築年数の深い建物のリノベーションを検討される際は、住宅診断のプロに
ホームインスペクション(住宅診断)を依頼しましょう。
どの程度のリノベーションが必要か知ることができますよ。
2.所有名義に注意
不動産の名義が誰であるか、にも注意が必要です。
たとえば両親がご健在で、二世帯同居を想定した実家リノベーションを行う場合、
不動産は親名義だけれど、リフォーム費用は子どもたちが負担するというケースも
少なくないでしょう。
しかし、たとえ一緒に住むことがわかっている場合でも、第三者が資金を提供したと
みなされるため、名義人に対して贈与税が発生します。
このあたりのことも十分に検討して、また、相続税対策のためにも生前相続を
希望されるのであれば、早い段階から着手されることをおすすめします。
3.耐震性
実家のリノベに際して最も心配なのが耐震性能です。
新耐震基準では震度6強~7の揺れで倒壊しない程度の強度と設計基準で定められています。
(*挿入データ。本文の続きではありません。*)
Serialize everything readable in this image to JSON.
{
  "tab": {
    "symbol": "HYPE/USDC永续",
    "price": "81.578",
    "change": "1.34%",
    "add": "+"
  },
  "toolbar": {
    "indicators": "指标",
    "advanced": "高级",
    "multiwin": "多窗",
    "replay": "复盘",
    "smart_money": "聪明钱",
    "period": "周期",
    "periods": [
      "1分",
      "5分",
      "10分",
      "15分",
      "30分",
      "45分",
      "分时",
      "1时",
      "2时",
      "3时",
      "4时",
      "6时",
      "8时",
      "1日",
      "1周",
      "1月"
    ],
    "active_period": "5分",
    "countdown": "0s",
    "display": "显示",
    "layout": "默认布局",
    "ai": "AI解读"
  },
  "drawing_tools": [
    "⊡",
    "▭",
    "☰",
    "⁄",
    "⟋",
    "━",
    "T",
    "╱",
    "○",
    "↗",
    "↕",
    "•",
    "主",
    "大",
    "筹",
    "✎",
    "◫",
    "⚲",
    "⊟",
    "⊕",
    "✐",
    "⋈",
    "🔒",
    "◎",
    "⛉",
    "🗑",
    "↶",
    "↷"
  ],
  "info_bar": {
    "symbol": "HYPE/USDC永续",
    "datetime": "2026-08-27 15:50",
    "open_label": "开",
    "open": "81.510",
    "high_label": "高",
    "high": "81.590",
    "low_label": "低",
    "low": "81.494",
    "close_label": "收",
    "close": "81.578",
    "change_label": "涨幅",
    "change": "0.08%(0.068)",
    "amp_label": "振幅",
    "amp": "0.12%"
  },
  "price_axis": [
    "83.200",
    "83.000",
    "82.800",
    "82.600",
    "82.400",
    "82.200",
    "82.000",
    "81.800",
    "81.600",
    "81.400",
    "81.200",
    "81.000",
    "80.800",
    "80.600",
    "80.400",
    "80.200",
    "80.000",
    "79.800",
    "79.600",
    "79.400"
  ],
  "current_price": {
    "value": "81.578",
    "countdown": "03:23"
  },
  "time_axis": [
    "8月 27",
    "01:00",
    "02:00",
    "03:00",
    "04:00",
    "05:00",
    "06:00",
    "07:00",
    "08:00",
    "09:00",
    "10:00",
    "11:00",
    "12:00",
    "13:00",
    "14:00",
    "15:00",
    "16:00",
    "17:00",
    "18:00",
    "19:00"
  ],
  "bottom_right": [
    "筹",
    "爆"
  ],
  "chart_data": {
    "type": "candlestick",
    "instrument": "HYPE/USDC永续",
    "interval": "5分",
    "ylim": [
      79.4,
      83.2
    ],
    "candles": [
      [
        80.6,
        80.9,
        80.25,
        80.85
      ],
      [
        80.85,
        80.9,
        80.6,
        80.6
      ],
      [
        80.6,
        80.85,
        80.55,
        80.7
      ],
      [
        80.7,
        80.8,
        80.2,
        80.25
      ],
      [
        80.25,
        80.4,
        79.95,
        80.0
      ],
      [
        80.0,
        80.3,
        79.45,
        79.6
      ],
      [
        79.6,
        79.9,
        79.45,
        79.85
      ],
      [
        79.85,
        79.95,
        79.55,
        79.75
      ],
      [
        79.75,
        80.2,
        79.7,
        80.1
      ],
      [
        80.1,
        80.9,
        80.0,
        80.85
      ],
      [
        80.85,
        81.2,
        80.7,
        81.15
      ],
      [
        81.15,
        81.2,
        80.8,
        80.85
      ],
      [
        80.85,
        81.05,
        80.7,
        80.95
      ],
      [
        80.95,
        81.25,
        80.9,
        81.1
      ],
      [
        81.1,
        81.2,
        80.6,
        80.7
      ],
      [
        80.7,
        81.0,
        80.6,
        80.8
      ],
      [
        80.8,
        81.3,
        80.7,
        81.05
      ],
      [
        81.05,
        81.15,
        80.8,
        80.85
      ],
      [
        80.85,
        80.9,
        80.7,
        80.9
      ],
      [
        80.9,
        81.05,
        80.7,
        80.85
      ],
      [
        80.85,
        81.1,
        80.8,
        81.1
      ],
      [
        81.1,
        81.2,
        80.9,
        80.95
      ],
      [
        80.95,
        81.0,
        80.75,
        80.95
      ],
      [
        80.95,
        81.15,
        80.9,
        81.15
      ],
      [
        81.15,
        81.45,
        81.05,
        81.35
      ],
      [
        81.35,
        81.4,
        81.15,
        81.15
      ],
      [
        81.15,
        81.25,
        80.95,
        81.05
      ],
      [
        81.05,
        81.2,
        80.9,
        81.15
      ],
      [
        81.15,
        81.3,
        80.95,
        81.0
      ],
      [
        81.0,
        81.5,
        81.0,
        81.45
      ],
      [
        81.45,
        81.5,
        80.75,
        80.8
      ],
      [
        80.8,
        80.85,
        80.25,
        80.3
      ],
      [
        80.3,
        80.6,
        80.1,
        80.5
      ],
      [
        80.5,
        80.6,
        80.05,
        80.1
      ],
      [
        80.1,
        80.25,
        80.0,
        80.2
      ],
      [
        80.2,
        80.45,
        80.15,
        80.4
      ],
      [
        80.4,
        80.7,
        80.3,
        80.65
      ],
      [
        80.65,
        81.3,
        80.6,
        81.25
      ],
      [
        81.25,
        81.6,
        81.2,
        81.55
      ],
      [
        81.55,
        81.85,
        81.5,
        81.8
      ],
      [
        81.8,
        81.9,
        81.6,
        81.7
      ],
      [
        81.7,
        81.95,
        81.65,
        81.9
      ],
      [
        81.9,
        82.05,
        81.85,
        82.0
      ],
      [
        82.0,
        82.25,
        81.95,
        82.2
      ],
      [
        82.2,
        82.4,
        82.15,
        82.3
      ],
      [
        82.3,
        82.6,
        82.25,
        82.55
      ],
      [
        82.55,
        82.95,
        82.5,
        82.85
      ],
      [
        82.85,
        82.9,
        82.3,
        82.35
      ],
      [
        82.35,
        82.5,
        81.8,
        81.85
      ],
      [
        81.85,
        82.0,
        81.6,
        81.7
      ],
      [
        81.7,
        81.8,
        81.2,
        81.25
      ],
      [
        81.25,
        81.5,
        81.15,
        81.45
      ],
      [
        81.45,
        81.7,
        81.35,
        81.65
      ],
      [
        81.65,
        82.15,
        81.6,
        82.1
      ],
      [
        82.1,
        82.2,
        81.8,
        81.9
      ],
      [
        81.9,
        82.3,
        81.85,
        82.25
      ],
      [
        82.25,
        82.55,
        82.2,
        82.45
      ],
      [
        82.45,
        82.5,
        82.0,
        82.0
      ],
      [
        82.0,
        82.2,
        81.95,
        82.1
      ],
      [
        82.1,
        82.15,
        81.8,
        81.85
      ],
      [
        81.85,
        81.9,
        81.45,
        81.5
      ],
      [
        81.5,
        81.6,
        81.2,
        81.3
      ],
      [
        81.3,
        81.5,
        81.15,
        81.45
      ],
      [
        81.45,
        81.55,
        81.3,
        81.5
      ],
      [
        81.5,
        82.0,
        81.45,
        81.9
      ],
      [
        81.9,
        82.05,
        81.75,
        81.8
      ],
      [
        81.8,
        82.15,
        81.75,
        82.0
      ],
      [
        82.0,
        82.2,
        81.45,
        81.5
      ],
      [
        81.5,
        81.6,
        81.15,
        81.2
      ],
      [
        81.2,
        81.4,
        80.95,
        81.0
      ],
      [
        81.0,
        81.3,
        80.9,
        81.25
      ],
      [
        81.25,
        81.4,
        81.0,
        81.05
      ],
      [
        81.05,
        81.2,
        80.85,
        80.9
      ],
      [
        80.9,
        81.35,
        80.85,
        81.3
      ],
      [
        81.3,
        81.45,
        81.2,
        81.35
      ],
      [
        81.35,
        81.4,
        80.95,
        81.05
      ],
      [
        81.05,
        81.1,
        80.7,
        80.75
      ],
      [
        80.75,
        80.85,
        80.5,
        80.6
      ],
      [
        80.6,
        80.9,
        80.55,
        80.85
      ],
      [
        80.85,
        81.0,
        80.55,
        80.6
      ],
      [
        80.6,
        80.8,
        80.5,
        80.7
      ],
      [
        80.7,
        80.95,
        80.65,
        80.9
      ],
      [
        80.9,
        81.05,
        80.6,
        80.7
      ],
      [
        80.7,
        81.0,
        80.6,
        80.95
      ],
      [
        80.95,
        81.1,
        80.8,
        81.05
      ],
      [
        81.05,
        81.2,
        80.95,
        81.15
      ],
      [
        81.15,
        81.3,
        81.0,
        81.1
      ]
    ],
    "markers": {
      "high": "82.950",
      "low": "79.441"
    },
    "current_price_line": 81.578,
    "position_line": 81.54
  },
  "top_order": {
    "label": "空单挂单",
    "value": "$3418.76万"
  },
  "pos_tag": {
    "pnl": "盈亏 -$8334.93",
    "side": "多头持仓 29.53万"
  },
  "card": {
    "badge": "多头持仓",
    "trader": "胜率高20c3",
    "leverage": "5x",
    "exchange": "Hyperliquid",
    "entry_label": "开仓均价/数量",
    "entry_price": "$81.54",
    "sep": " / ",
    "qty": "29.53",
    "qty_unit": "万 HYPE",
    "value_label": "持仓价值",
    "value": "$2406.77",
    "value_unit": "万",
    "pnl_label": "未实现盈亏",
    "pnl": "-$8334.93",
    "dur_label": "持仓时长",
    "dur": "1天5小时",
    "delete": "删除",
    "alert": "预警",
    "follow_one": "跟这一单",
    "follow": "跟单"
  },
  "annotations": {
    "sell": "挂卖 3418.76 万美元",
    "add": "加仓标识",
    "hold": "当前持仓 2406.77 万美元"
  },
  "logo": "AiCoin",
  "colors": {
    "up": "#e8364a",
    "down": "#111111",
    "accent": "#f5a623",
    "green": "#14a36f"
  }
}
しかし、昭和56年以前の住宅は、旧耐震基準で建てられた家が多く、
近年起こっている地震の規模を考えると、倒壊するおそれが高いといえます。
実家の耐震性能を確認されたい方は、耐震診断を受けてみてください。
条件はありますが、診断費用を助成している自治体もあります。
当社でもご相談をお受けしておりますので、お気軽におたずねください。
4.健康面に配慮した断熱対策
我が国は「断熱後進国」といわれるほど、世界的に見ても住宅性能の低い国です。
夏は蒸し暑く、冬は冷気が満ちて寒いのが特徴といえます。
たとえば冬の場合、暖房が効いた暖かい部屋から廊下に出た時、
とても寒く感じたという経験はありませんか。
さらに家の中で起きる健康事故が最も多いといわれるのが浴室です。
寒い脱衣所で裸になり、裸のまま寒い浴室に入り、熱い湯船に浸かり、そこから再び
寒い脱衣所で着衣する。この一連の動作の中で体感温度が急激に上下します。
この温度変化が体に大きな負担をかけ、心臓や血管にかかわる病気リスクを高めるのです。
このような健康被害を「ヒートショック」と呼びます。
また、家の中にいても寒さを感じる恒常的な環境が、風邪やインフルエンザの悪化を助長する
リスクもあります。このような健康リスクを回避するには、家の断熱気密性能を上げることが
効果的です。
5.将来のライフスタイルを考える
「子どもが生まれる」、「ゆくゆく二世帯住まいになる」など、近い将来起こりうる
暮らしの変化については、十分考慮してリノベーションすると良いでしょう。
たとえば子供部屋の間仕切り壁を設置・取り外ししたいしたい場合や、二世帯同居で
寝室を別々に設けたい場合は、その計画を間取りに反映させる必要があります。
また、高齢者・車椅子ユーザーの家族と同居する場合は、バリアフリーを検討するのも
重要ですね。
段差のないフロアやスロープ、手すりの設置、浴槽の入り口を低くする、車椅子で入れる
玄関周りの工事などの改修を行うことで、安心して日常生活を送れるようになるでしょう。
『実家リノベ』は計画的に!
思い入れのある住まいを活かしながら、快適性・安全性を向上できる
「実家リノベ」について今回はご紹介しました。
想像よりもはるかに間取りや設備を自由に選んで決められるので、
出産や介護、多世帯同居など、ライフスタイルの変化に合わせた住まいを考えるときにも、
建替えや新築より費用が抑えられ、非常にメリットの大きい選択肢です。
さらに減税制度や補助金制度を上手に活用すれば、さらにコストを抑えることもできます。
注意点を頭の片隅に置き、準備をしておくことで、気持ちに余裕も生まれるはずです。
将来的な実家のリノベーションもご検討されているなら、まずは住宅のインスペクションから
実施してみましょう。
専門家の診断を確認した上で、リノベーションor建替えなどの判断をされると良いでしょう。